These last few days have been filled with long conversations with dear friends. I treasure them and their words with my heart. On one evening, we delved into each other’s lives and history; on another evening, we spent time dissecting the glories and agonies of life; and the other night, we sat around good food and delved–again–deep into our histories and who the shaping figures are in our lives. Even though parents speak in fragments to one another, I trust even those incomplete sentences–interrupted seven or eight times by the needs of four-year-olds–bore good fruit.
This is all a tribute to good conversation; the kind that leaves an imprint on the next day, and the next day. I am the kind of romantic who believes discipleship happens like that; through long conversations in the right direction. Some intimate, some intriguing, but always stimulating. There are people, and then there are people who are curious. The latter make good friends. These friendships are enriched by resurrection meals around a fire in good and in bad times.
One of the blessings I’ve had over the years is to speak freely about a host of issues that few pastors wish to discuss on social media, unless, of course, they take upon themselves anonymous identities. I met with a pastor a few months ago who wondered if I get a lot of “hate” from readers for the things I say. I was genuinely puzzled by his words. I simply take it as an exercise in written dialogue with others. Yes, some don’t like this or that, but I will take that rather than this sentiment.
I am part of a denomination that rarely if ever makes the map when it comes to national discourse. Our pastors are not well known; with few exceptions, they don’t make headlines, and when we do, it’s to engage in intramural discussions that 0.001% of evangelicals care to ponder and the other times, we find ourselves as the amusement of leftists.
I actually find this lack of exposure fairly comforting. It means that I, as a pastor of a growing congregation, have the luxury of opining about a host of topics I find to be biblically important, culturally necessary, and pastorally expedient without distractions. This allows me to minister to a small group of people that are interested in growth and find arguments built in lengthy paragraphs compelling.
In some ways, my goal of writing has always been to slowly, but surely, convince my readers that building frameworks for life are important, and thinking about current issues or rituals through a Christian perspective is crucial for the well-being of any society. I am still a believer in long-form conversation and dialogue about the good, true and beautiful, and I view it as an investment in the kingdom of God.

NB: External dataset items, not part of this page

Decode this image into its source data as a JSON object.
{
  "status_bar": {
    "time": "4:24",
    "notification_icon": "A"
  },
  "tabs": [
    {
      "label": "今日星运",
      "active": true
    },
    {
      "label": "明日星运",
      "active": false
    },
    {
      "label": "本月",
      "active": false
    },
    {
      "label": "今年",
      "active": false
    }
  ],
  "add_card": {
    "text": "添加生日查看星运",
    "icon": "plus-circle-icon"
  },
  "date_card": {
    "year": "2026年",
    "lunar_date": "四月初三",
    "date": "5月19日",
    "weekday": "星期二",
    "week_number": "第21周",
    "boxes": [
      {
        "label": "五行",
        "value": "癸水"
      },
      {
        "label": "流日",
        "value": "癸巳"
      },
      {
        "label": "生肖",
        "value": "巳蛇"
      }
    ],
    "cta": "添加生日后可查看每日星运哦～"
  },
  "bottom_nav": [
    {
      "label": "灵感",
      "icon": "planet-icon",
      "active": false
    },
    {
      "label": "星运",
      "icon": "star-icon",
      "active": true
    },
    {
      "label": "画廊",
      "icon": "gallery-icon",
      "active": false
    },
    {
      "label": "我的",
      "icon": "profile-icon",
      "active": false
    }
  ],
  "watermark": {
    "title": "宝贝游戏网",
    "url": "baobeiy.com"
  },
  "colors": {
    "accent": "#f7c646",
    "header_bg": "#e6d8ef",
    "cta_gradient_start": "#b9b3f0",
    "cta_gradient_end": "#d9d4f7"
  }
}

I had a lengthy interview/conversation with a really fine thinker yesterday that reminded me of the necessity of building men and women who love Jesus and are curious enough to create environments where a healthy engagement takes place in the home and in the community; where discourse is not settled by throwing out slogans, but where the heart of the slogan is discussed and perhaps torn down. The long conversations I had with friends these last few days are a testament to the necessity of good stories and hearty gatherings. More of these thoughts need fleshing out. Communities thrive in conversation together.
While we see some movement in the right direction, we need much more. I am reminded of one of Jordan Peterson’s rules which I translate as “Don’t raise children with whom you won’t converse.” In other words, don’t raise children that will bore you when they get older. You diminish that possibility if everything is on the table for discussion at the dinner table and if the children are a part of these long conversations.
The entire Joe Rogan brouhaha ultimately is the leftist attempt to derail long-form conversation. Leftists are afraid of lengthy engagement. Long-form interactions open us to say things sometimes we regret, but if conversations continue, it opens us to correct bad ways of thinking and repent for thinking badly. Rogan is doing–as an unbeliever–what many Christians fail to do because they have no interest in being framed and formed by others. They despise accountability and they despise the ritual of a long talk.
The biggest frustration of this entire season is that prior to it there was already a deficit in these conversations, and through it, many discovered that they don’t need it anymore thus isolating themselves with greater vigor and enthusiasm. The isolating process diminished, even more, the capacity for discussing complex topics. Movements are throwing out their acronyms and demanding loyalty simply because they have no time to hear us. The idea behind it is that the conversation is over; embrace or die.
In Jane Austen’s “Persuasion,” there is a lovely little section where she writes,
“My idea of good company…is the company of clever, well-informed people, who have a great deal of conversation; that is what I call good company.”
Whether dialogues on parenting, sleeping techniques for infants, the ethic of ants, the making of good wine, or Russian dancing techniques of the 18th century, all these things stem from a God who enters steadily into conversation with his people. So, whether 50 or 500 likes, 1,000 lurkers, or one fruitful exchange happens as a result of anything you or I write or say, we are already beneficiaries of the entire process. Keep the feast! Keep the company! Keep the conversation alive! Long live long conversations!